Play It Cool is an exquisite hour of music. A stellar cast, including bassist Larry Grenadier and drummer Gregory Hutchinson (on loan from the Pat Metheny band), pianists Larry Goldings and the amazing Brad Mehldau, make no concessions at all. Every track swings with a lithe, contemporary jazz feel; and DeLaria drops the lyrics over the beats with the kind of easy (sounding) logic reminiscent of the truly great jazz vocalists.
The material reflects contemporary Broadway, where DeLaria has become a familiar face in the past few years (after our conversation, she leaves to play Eddie and Dr Scott in The Rocky Horror Show – one of eight performances she's been keeping up each week since last October), but it's Broadway radically reinvented and reshaped. "Cool", from West Side Story, turns jagged with Mehldau's provocative chord shapes, Hutchinson's sudden explosions from the kit and DeLaria's very free approach to the tune. "The Ballad Of Sweeney Todd" becomes an agile, fast-paced swinger so naturally it's a wonder that no one has thought of doing this before. Even "All That Jazz", bête noire to contemporary jazz fans everywhere, sounds completely original after she treats it to a gentle soul-jazz backbeat and plays more games with the melody.

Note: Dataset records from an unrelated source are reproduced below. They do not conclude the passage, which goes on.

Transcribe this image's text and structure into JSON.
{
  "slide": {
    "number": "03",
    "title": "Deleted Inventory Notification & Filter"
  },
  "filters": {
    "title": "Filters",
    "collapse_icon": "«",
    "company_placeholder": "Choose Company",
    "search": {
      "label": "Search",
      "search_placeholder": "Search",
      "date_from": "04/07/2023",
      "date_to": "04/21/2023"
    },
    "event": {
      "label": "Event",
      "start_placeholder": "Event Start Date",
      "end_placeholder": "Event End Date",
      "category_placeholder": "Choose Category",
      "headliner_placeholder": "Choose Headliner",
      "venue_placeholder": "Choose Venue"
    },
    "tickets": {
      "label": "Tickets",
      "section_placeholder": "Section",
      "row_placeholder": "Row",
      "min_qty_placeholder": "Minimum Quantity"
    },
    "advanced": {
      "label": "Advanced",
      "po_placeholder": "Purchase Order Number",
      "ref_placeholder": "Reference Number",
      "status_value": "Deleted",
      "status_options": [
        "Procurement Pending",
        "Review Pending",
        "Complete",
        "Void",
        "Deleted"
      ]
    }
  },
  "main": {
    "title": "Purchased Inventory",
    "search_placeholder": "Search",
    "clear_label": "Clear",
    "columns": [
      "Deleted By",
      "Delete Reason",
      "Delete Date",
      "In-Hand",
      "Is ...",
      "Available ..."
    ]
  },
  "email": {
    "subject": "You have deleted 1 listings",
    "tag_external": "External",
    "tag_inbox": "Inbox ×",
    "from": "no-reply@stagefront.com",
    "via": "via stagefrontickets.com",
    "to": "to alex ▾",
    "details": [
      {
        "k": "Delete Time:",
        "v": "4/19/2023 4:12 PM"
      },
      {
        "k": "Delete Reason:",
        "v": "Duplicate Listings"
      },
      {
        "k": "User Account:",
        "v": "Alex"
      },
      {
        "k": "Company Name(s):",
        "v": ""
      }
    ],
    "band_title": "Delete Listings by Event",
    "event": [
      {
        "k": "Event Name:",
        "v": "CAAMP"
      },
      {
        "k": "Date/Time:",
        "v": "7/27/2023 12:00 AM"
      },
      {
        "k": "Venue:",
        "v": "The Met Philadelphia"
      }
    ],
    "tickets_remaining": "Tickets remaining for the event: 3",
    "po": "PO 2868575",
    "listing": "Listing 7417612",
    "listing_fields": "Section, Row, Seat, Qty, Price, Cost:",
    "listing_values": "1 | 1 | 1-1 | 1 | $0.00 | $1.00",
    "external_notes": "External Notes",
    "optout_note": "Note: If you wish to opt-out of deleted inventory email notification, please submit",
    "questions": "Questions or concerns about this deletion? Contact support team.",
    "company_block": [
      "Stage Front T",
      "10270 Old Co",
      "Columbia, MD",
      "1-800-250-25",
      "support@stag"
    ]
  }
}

Her delivery shares almost nothing with the usual fog-horn cabaret style. And that's the point. Yes, DeLaria's been a hit on the stage, but she's certainly not another bawling jazz dilettante filling time between shows. Her father is a jazz pianist, and she grew up listening to Chet Baker, Miles Davis, John Coltrane, and it shows immediately. Apart from the repertoire, the only real nod to her Broadway background comes at the end with Tom Waits' "Straight To The Top" (from Frank's Wild Years). Her wry impression of Rat Pack, Las Vegas mannerisms features a staccato, nightclub delivery peppered with side-of-the-mouth comments about how good the waitresses look.

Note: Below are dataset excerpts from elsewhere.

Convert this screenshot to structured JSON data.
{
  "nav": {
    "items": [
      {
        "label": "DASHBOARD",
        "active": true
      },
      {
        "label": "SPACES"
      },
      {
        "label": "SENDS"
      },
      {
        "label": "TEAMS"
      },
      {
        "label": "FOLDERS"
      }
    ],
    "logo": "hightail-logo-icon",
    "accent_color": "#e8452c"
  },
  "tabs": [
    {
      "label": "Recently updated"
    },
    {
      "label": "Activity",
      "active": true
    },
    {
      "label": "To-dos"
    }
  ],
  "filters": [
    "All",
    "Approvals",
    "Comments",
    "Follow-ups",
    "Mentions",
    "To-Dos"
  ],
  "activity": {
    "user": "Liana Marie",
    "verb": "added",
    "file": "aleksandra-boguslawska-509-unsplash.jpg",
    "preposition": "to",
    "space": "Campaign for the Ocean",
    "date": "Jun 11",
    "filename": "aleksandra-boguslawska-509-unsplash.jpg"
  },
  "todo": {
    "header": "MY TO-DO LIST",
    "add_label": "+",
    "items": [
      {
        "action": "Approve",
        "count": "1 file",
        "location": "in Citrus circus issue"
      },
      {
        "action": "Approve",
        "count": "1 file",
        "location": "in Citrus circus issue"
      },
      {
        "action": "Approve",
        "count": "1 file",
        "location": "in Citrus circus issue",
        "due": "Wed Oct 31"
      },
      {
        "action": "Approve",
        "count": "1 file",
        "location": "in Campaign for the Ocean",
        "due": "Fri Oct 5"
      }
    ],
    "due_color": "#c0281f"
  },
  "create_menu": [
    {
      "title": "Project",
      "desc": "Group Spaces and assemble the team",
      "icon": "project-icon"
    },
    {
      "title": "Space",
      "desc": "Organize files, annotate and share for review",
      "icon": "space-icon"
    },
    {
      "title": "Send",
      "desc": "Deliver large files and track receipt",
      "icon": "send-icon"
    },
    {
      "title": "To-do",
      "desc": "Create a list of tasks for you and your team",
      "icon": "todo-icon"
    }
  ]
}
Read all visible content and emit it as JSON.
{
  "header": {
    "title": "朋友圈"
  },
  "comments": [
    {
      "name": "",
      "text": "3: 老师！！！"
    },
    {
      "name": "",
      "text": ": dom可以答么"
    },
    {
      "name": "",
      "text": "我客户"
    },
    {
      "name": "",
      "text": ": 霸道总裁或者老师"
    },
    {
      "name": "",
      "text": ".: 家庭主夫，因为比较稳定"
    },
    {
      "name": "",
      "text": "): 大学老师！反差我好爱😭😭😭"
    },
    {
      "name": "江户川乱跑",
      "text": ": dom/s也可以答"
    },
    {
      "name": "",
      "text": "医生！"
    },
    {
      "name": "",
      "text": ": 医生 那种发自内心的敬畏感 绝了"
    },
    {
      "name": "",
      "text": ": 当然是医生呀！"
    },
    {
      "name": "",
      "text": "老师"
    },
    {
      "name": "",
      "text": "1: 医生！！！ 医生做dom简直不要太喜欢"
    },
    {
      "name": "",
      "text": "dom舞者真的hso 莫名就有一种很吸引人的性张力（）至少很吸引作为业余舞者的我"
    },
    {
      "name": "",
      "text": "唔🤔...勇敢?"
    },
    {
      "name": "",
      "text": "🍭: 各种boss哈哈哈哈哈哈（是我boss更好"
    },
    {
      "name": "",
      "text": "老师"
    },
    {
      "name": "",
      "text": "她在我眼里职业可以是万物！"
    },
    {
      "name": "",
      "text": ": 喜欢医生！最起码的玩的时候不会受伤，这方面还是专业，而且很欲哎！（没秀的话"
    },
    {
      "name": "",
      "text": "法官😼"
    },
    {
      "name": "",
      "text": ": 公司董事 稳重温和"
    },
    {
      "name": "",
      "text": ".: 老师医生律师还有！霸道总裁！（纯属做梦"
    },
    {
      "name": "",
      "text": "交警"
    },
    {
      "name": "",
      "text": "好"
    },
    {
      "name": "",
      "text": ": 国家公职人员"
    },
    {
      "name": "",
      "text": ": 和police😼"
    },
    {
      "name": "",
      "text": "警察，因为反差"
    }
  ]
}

It's great. But who will buy it?
"Let's just say that I have the oddest audience right now," she admits. "I would expect a lot of gay people who wouldn't normally buy a jazz record to buy it. But I'd also hope a lot of jazz people who wouldn't normally buy a Lea DeLaria record will buy it."

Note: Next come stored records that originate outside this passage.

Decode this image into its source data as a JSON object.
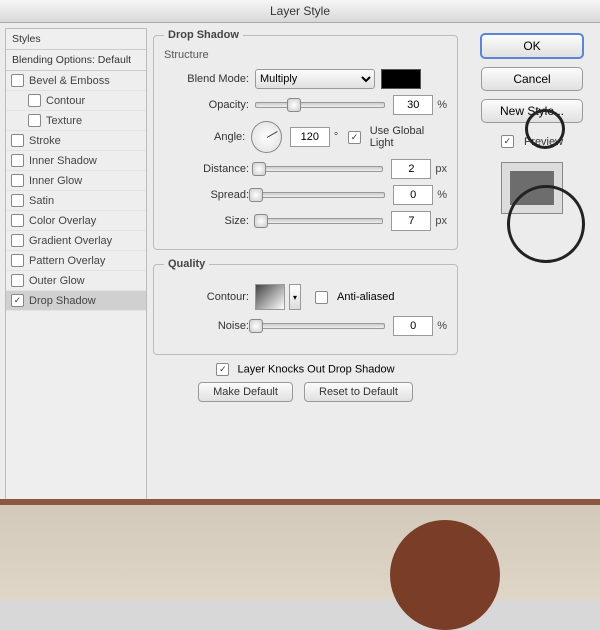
{
  "title": "Layer Style",
  "sidebar": {
    "header": "Styles",
    "blending": "Blending Options: Default",
    "items": [
      {
        "label": "Bevel & Emboss",
        "checked": false
      },
      {
        "label": "Contour",
        "checked": false,
        "sub": true
      },
      {
        "label": "Texture",
        "checked": false,
        "sub": true
      },
      {
        "label": "Stroke",
        "checked": false
      },
      {
        "label": "Inner Shadow",
        "checked": false
      },
      {
        "label": "Inner Glow",
        "checked": false
      },
      {
        "label": "Satin",
        "checked": false
      },
      {
        "label": "Color Overlay",
        "checked": false
      },
      {
        "label": "Gradient Overlay",
        "checked": false
      },
      {
        "label": "Pattern Overlay",
        "checked": false
      },
      {
        "label": "Outer Glow",
        "checked": false
      },
      {
        "label": "Drop Shadow",
        "checked": true,
        "active": true
      }
    ]
  },
  "panel": {
    "title": "Drop Shadow",
    "structure_label": "Structure",
    "quality_label": "Quality",
    "blend_mode_label": "Blend Mode:",
    "blend_mode_value": "Multiply",
    "opacity_label": "Opacity:",
    "opacity_value": "30",
    "opacity_unit": "%",
    "angle_label": "Angle:",
    "angle_value": "120",
    "angle_unit": "°",
    "global_light": "Use Global Light",
    "distance_label": "Distance:",
    "distance_value": "2",
    "distance_unit": "px",
    "spread_label": "Spread:",
    "spread_value": "0",
    "spread_unit": "%",
    "size_label": "Size:",
    "size_value": "7",
    "size_unit": "px",
    "contour_label": "Contour:",
    "anti_aliased": "Anti-aliased",
    "noise_label": "Noise:",
    "noise_value": "0",
    "noise_unit": "%",
    "knock_label": "Layer Knocks Out Drop Shadow",
    "make_default": "Make Default",
    "reset_default": "Reset to Default"
  },
  "right": {
    "ok": "OK",
    "cancel": "Cancel",
    "new_style": "New Style...",
    "preview": "Preview"
  }
}
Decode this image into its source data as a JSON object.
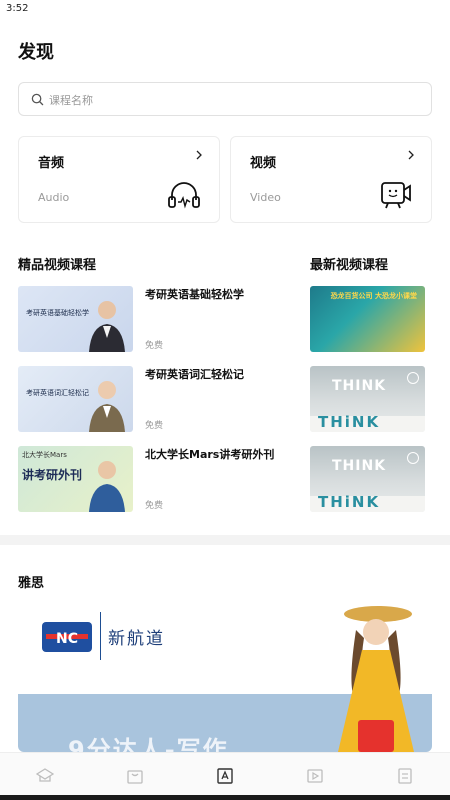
{
  "status": {
    "time": "3:52"
  },
  "page": {
    "title": "发现"
  },
  "search": {
    "placeholder": "课程名称"
  },
  "media_cards": [
    {
      "title": "音频",
      "subtitle": "Audio",
      "icon": "headphones-icon"
    },
    {
      "title": "视频",
      "subtitle": "Video",
      "icon": "video-player-icon"
    }
  ],
  "sections": {
    "featured_title": "精品视频课程",
    "latest_title": "最新视频课程",
    "ielts_title": "雅思"
  },
  "courses": [
    {
      "title": "考研英语基础轻松学",
      "price": "免费",
      "thumb_text": "考研英语基础轻松学"
    },
    {
      "title": "考研英语词汇轻松记",
      "price": "免费",
      "thumb_text": "考研英语词汇轻松记"
    },
    {
      "title": "北大学长Mars讲考研外刊",
      "price": "免费",
      "thumb_top": "北大学长Mars",
      "thumb_big": "讲考研外刊"
    }
  ],
  "latest_thumbs": {
    "n1_text": "恐龙百货公司 大恐龙小课堂",
    "think": "THINK",
    "think_big": "THiNK"
  },
  "banner": {
    "logo_text": "NC",
    "brand": "新航道",
    "headline": "9分达人-写作"
  },
  "tabbar": [
    {
      "icon": "home-hat-icon"
    },
    {
      "icon": "shopping-bag-icon"
    },
    {
      "icon": "book-discover-icon",
      "active": true
    },
    {
      "icon": "video-list-icon"
    },
    {
      "icon": "profile-card-icon"
    }
  ],
  "colors": {
    "accent": "#1e3f7a",
    "muted": "#999999",
    "divider": "#f3f3f3"
  }
}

By the end of the year, the plan is that she'll be working mostly with her jazz band: perhaps a residency at a leading New York jazz club, and, she hopes, a tour with UK dates. So is this a conscious move to separate her sexuality from her work? Could the first openly gay comic to perform on US national television be turning mellow?
"I'm not running away from who I am or what I used to be. It's just that I'm being offered acting work, I'm being offered singing work. I love doing it, and I'm still very visibly who I am. You know what I mean? Here I am! I'm singing! I'm acting! And, hey, I'm still a big dyke!"